In retail AC, the cottage's "shell" GfxObj (from info.Buildings[i].ModelId) contains walls + roof + door frame. The floor is provided entirely by the cell's CellStruct PosSurface polygons. If our cell mesh's floor poly is broken (winding, missing, wrong texture), nothing else fills in.

Verification approach: run WB's executable against the same dat, take a screenshot from the same camera position inside the same cottage, diff against our screenshot. Identifies whether the floor source is the cell mesh or somewhere else.

Process retrospective — what worked this session

  1. Audit BEFORE apparatus: line-by-line read of EnvCellRenderer vs WB source found the pool bug in 30 min. The handoff doc warned about subagent-written code never being audited; that was the right warning.

  2. Apparatus shipped alongside fix: GL state probe + audit dumps captured concrete data that informed subsequent fixes. Gates #1-#5 all relied on probe data, not pure visual.

  3. Stopping after 4 fixes: per systematic-debugging skill. The alternative (a 6th speculative attempt) would have either burned more user testing cycles or shipped another band-aid.

What this session did NOT do (in scope for next session)

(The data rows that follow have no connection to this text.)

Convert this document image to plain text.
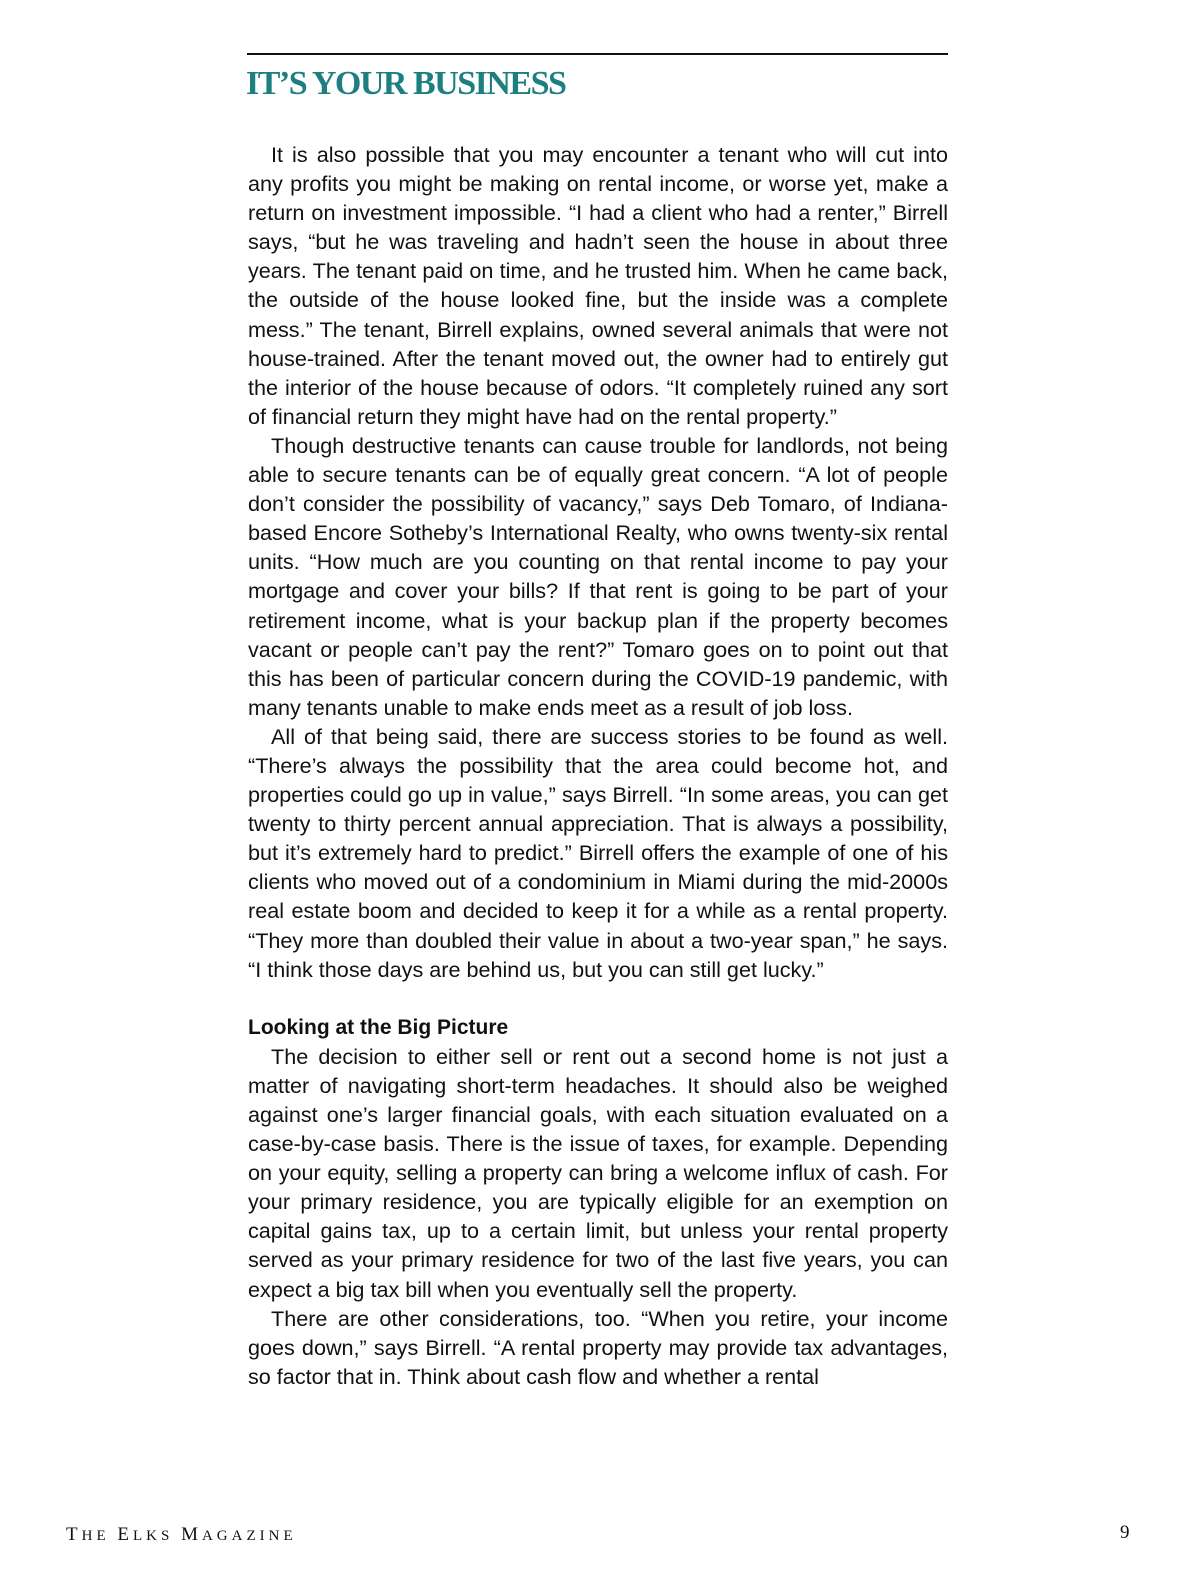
IT’S YOUR BUSINESS

It is also possible that you may encounter a tenant who will cut into any profits you might be making on rental income, or worse yet, make a return on investment impossible. “I had a client who had a renter,” Birrell says, “but he was traveling and hadn’t seen the house in about three years. The tenant paid on time, and he trusted him. When he came back, the outside of the house looked fine, but the inside was a complete mess.” The tenant, Birrell explains, owned several animals that were not house-trained. After the tenant moved out, the owner had to entirely gut the interior of the house because of odors. “It completely ruined any sort of financial return they might have had on the rental property.”

Though destructive tenants can cause trouble for landlords, not being able to secure tenants can be of equally great concern. “A lot of people don’t consider the possibility of vacancy,” says Deb Tomaro, of Indiana-based Encore Sotheby’s International Realty, who owns twenty-six rental units. “How much are you counting on that rental income to pay your mortgage and cover your bills? If that rent is going to be part of your retirement income, what is your backup plan if the property becomes vacant or people can’t pay the rent?” Tomaro goes on to point out that this has been of particular concern during the COVID-19 pandemic, with many tenants unable to make ends meet as a result of job loss.

All of that being said, there are success stories to be found as well. “There’s always the possibility that the area could become hot, and properties could go up in value,” says Birrell. “In some areas, you can get twenty to thirty percent annual appreciation. That is always a possibility, but it’s extremely hard to predict.” Birrell offers the example of one of his clients who moved out of a condominium in Miami during the mid-2000s real estate boom and decided to keep it for a while as a rental property. “They more than doubled their value in about a two-year span,” he says. “I think those days are behind us, but you can still get lucky.”

Looking at the Big Picture

The decision to either sell or rent out a second home is not just a matter of navigating short-term headaches. It should also be weighed against one’s larger financial goals, with each situation evaluated on a case-by-case basis. There is the issue of taxes, for example. Depending on your equity, selling a property can bring a welcome influx of cash. For your primary residence, you are typically eligible for an exemption on capital gains tax, up to a certain limit, but unless your rental property served as your primary residence for two of the last five years, you can expect a big tax bill when you eventually sell the property.

There are other considerations, too. “When you retire, your income goes down,” says Birrell. “A rental property may provide tax advantages, so factor that in. Think about cash flow and whether a rental

THE ELKS MAGAZINE	9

  • Match WB's glFrontFace(CW) globally + audit consumers.
  • Inspect per-poly Stippling/SidesType for cell floors.
  • WB renderer side-by-side comparison.
  • Investigate purple tint on walls (lighting / scene UBO).
  • Investigate texture warping (UV / sampler issues).
  • Investigate flickering (Z-fighting / alpha threshold).
  • Remove the ACDREAM_A8_INDOOR_BRANCH kill-switch (still needed; default OFF restores pre-A8 behavior).

Pickup prompt for next session

Phase A8 indoor branch is partially working as of d5deeb3. Pool aliasing root cause is fixed. Sky-through-windows, LiveDynamic chars, cell-mesh double-sided rendering all work. But the floor is transparent (sky visible through it), textures warp, and the scene has residual distortion + flickering.

Read this doc end-to-end. Then pick ONE of the three theories above and verify before any code change:

  1. Theory A (FrontFace=CW): highest-leverage. WB sets CW globally; we set CCW. Audit translucent crystal + sky shaders' winding assumption first. If safe, set FrontFace=CW globally and visual-gate.

  2. Theory B (cell-poly filtered): extend the existing ACDREAM_A8_AUDIT=1 probe to dump per-poly Stippling + SidesType

    • PosSurface/NegSurface for a few cells. Live-capture data; check if any floor poly is "no upload" per the conditional.
  3. Theory C (WB side-by-side): build WB's executable from references/WorldBuilder/, point at same dat dir, screenshot same cottage interior. Compare. Confirms or rules out our cell mesh upload as the source of the bug.

The kill-switch (ACDREAM_A8_INDOOR_BRANCH=1) remains the way to reproduce the indoor branch. Pre-A8 behavior (kill-switch unset) is still the default and unchanged.

User authorization: "use superpowers but DONT stop me for questions, be perfect, no bandaids." The "no bandaids" rule is why this session stopped at fix #5 and wrote the handoff instead of attempting fix #6. Carry that discipline forward.